Sie fürchten sich umso mehr vor mir, als ich sie gesehen habe und sie jetzt
wiedererkennen werde.«
    Â»Aber das ist absurder Aberglaube!« Lennert
war ehrlich aufgebracht. »Nehmen Sie es mir nicht übel, aber man scheint hier
doch sehr hinter der Zeit zurück zu sein, jedenfalls unter den Einheimischen!«
    Der Regen ließ nach, und Ameya wagte sich zurück zu seinem
zitternden Pferd, das an den Baum gebunden stand. Er tat, als sei er völlig
damit beschäftigt, das Tier über die glitschige Straße zu lenken, aber er sagte:
»Ich muss sehr viel Geschick aufwenden, damit es niemand außerhalb meiner
engsten Familie erfährt. Sie sehen, wie schnell so etwas geschehen kann. Unter
den Weißen fühle ich mich daher sicherer, obwohl ich mich auch vor ihren
Blicken sorgfältig in Acht nehme. Ihnen ist es weniger wichtig, weil Jaguare
für sie keine Bedeutung haben. Sie fürchten sich nicht vor ihnen, jedenfalls
nicht in einem magischen Sinn. Aber die Leute hier wären imstande, mich zu
töten, wenn die Furcht ihnen nicht die Hand lähmen würde. Deswegen bitte ich
Sie, sagen Sie niemandem weiter, was Sie heute gesehen haben! Ich hoffe, die
Bauern da werden den Mund halten; vielleicht haben sie mich ja auch gar nicht
wiedererkannt.« Dann fügte er niedergeschlagen hinzu:
»Ich habe vieles versucht; ich habe Ärzte konsultiert und auch Opfer gebracht –
ja, nennen Sie mich nur abergläubisch! Wenn man den Mut verliert, greift man
nach jedem Strohhalm. Aber weder die Ärzte noch die Suduks konnten mir helfen.
Haben Sie da andere Erkenntnisse?«
    Es klang hoffnungsvoll, aber Lennert musste ihm mitteilen, dass ihm
die Krankheit, die Vitiligo genannt wurde, nur vage bekannt war; irgendwann
hatte er während seines Studiums davon gehört, und da eigentlich auch nur, als
vor der Verwechslung mit Lepra gewarnt wurde, jener Krankheit, die in Indien
häufig vorkam. Heilung gab es seines Wissens keine.
    Ameya seufzte.

4
    D ass merkwürdige
Dinge um sie herum vorgingen, bemerkte Neele, als sie an einem der nächsten
Tage in den Garten ging, um die am weitesten überhängenden Zweige abzuhacken.

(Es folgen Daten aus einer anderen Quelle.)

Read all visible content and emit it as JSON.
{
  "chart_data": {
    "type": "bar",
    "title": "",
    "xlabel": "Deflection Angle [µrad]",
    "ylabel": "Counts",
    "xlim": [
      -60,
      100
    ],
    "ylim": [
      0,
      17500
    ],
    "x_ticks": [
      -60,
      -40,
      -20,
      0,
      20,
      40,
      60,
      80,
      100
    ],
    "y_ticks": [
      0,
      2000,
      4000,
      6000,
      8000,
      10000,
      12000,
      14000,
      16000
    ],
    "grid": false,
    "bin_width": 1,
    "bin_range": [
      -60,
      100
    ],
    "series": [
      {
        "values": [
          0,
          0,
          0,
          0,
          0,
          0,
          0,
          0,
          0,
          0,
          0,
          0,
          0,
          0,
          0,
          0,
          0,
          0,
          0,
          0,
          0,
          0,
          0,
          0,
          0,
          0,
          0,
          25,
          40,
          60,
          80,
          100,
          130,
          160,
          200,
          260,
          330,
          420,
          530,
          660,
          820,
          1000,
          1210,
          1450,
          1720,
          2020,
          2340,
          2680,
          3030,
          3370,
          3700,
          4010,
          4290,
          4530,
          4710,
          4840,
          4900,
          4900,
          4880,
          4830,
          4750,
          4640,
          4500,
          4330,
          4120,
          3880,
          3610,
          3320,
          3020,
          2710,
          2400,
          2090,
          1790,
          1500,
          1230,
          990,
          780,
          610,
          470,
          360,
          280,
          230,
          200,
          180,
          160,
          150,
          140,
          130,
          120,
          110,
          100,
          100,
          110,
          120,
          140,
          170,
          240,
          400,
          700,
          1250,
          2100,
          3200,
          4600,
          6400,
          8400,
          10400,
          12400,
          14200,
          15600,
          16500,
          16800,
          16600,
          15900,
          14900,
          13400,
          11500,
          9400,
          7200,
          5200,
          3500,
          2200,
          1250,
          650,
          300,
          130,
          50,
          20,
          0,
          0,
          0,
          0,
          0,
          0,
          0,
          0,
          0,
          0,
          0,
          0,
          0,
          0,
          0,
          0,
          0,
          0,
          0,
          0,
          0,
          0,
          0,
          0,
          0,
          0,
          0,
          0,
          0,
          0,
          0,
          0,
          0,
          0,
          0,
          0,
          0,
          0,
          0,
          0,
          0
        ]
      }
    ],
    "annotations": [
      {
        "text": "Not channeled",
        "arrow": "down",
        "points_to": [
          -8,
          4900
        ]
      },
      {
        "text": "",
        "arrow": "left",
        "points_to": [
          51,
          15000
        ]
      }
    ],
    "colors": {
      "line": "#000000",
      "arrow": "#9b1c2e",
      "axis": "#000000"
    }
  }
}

Als sie sich wieder dem Haus zuwandte, sah sie es: Auf die Holzwand neben der
Eingangstür hatte jemand etwas gezeichnet, aus dem sie nicht klug wurde. Es
sollte wohl der Umriss eines Menschen sein und war auch etwa so groß, aber es
war über und über fleckig. Stellte es eine Krankheit dar – Scharlach vielleicht
oder die Pocken? Oder war es überhaupt kein Mensch, sondern die an die Wand
gespannte Haut eines Jaguars? Dazu hätten die Flecken gepasst.
    Neele beeilte sich, wieder ins Innere des Hauses zu kommen, und rief
nach Paula. Gemeinsam betrachteten sie die sorgfältig ausgeführte Zeichnung des
Jaguarmannes – denn dafür hielt es Paula – und überlegten, ob es eine Drohung
sein sollte. Oder war es eine wohlgemeinte Warnung, dass ein solches Geschöpf
sie in Gefahr bringen könnte?
    Paula schlug vor, zu den Hagedorns zu gehen und sie zu fragen, aber
Neele lehnte dies ab. Sie war zu der Überzeugung gekommen, dass in der gesamten
deutschen Siedlung kaum jemand wirklich Bescheid wusste, was die Einheimischen
anging. Also holten sie zwei Eimer mit heißem Wasser und Seife und schrubbten
das Wandstück neben der Tür ab, bis kein Fingerbreit mehr von der Zeichnung
übriggeblieben war. Die Sonne begann eben, die nasse Mauer zu trocknen, als Lestari
durch den Garten kam. Paula eilte zu ihr hin und erzählte ihr auf der Stelle
von der Zeichnung, aber da verstand die alte Frau plötzlich kein Deutsch mehr;
sie murmelte nur vor sich hin und verschwand unter Kopfschütteln und abwehrenden
Handbewegungen in der Diele.
    Wenig später erhielt Neele ein Geschenk, das sie überraschte. Als
die beiden Herren sich nach einem ihrer sonntäglichen Besuche verabschiedeten,
griff Ameya in seine Tasche und zog ein in rotes Papier gebundenes Buch heraus,
das er Neele reichte. »Da Sie Interesse an unserem Schicksal gezeigt haben«,
sagte er, »dachte ich, Sie würden gerne einen Bericht aus erster Hand lesen.«
    Neele griff danach. Es war ein Roman mit dem Titel Max Havelaar und war geschrieben von einem »Multatuli«.